Welby is certainly correct to note that the movements of people we are seeing at the moment are significant. In fact: it is my view that, as a result of ongoing wars and, more significantly, climate change, migration will be a defining question, perhaps the defining question, of the 21st century.  I also agree that it would be wrong to suggest that migrants have no impact on the societies in which they settle – after all, much of my research looks at exactly that question. There is nothing wrong with asking, for example, about what increasingly culturally diverse communities mean for the UK.

What is very wrong, however, is to establish an intrinsic link between migration and fear. Regrettably that is exactly what Welby has done – even if inadvertently.

Why is this wrong? Because it contributes to entrenching stereotypes – one need not look much further than the Daily Mail’s piece on Welby’s statement. Aided by a selectively chosen range of quotes, the piece does well in creating a sense of unease about migrants and the potential of their arrival in the UK. Similarly, the Sun chose to refer to the fears of ‘worried Brits’, lauding what it calls ‘a marked change in the Church’s PC rhetoric about immigration’.

That Welby chose to make his point about migration fears in connection with questions concerning the impact on communities expressly in housing, for jobs and the NHS, exemplifies the problematic nature of such generalisations about migration. The housing crisis, unemployment rates and concerns over the future of the NHS are all very valid. But the underlying reasons for problems have very little, if anything, to do with migration. Why, then, establish that connection?

By doing so, Welby has effectively enabled the ‘blame game’ in which migrants are frequently singled out for causing essentially all of the problems the UK faces today. A wonderful campaign – I am an Immigrant – sought to challenge this in the run-up to the 2015 General Election, but stereotypes are hard to overcome.

Undoubtedly it was not Welby’s intention to entrench them, but in an environment where, nearly every day of the week, there is a story of scaremongering in the press, where much of that scaremongering rests on casting migrants as the ‘other’, a threat, Welby’s comments are not helpful.
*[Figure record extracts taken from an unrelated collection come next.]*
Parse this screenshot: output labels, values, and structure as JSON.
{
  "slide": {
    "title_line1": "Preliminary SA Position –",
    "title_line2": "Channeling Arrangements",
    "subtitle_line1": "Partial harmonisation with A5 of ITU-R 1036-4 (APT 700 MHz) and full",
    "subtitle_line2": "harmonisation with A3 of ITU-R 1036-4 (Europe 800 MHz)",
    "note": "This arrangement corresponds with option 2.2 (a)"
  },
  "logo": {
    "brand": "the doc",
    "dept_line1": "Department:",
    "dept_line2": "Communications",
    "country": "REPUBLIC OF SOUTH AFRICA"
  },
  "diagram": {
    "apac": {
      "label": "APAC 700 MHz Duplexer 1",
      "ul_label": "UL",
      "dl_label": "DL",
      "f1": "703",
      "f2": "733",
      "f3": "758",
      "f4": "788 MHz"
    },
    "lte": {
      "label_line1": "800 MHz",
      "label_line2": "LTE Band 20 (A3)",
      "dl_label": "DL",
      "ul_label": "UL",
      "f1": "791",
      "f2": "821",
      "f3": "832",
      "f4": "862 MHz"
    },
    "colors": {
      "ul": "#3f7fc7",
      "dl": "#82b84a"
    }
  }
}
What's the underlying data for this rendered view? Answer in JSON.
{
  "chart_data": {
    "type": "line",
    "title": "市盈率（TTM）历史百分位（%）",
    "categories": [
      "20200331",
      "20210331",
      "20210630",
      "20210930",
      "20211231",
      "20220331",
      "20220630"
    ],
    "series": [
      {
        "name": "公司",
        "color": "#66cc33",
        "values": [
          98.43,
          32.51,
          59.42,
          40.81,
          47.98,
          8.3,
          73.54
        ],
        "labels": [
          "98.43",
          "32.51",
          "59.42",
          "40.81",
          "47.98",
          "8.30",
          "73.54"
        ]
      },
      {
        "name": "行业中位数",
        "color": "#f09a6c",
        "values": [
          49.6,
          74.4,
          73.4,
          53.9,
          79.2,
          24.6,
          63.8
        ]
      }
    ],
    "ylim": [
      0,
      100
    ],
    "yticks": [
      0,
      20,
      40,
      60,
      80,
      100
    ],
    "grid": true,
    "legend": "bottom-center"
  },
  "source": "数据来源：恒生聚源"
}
That it should be Iain Duncan Smith, the minister responsible for many of the most savage cuts that threaten the very fabric of society, marginalising the already marginalised even more, who is one of the first to applaud Welby’s comments is telling.

As a German I perhaps know better than many others – certainly in light of my upbringing and intensive engagement with Nazi history throughout my school education – about the power of fear, the power of casting fellow humans as ‘the other’. I commented previously on the wider context – the creation of ‘the other’, the dehumanisation of people. It is during times when that happens frequently that far right support increases. Fear, Welby is right to note, is a very powerful emotion. And that is exactly why making that link between fear and migration is intensely dangerous.

So within that wider context my response to Justin Welby is clear:

It is reasonable to fear about housing.

It is reasonable to fear job loss.

It is reasonable to fear for the future of the NHS.

It is reasonable to want to debate migration.

It is not reasonable to fear migration.

Fearing migration can only mean one thing: fearing what is different. And here this difference relates fear not to using a different hair colour or a different detergent for the washing machine. It relates fear to human beings. Given that a large number of them are not actually even migrants but refugees who are fleeing war-torn countries – conflating these terms is problematic in its own right – makes the establishment of the link between fear and migration all the more problematic.

What we need is hope. And while Welby did refer to the importance of hope, he chose to focus on making his point about migration through fear. And that is something that I find very regrettable.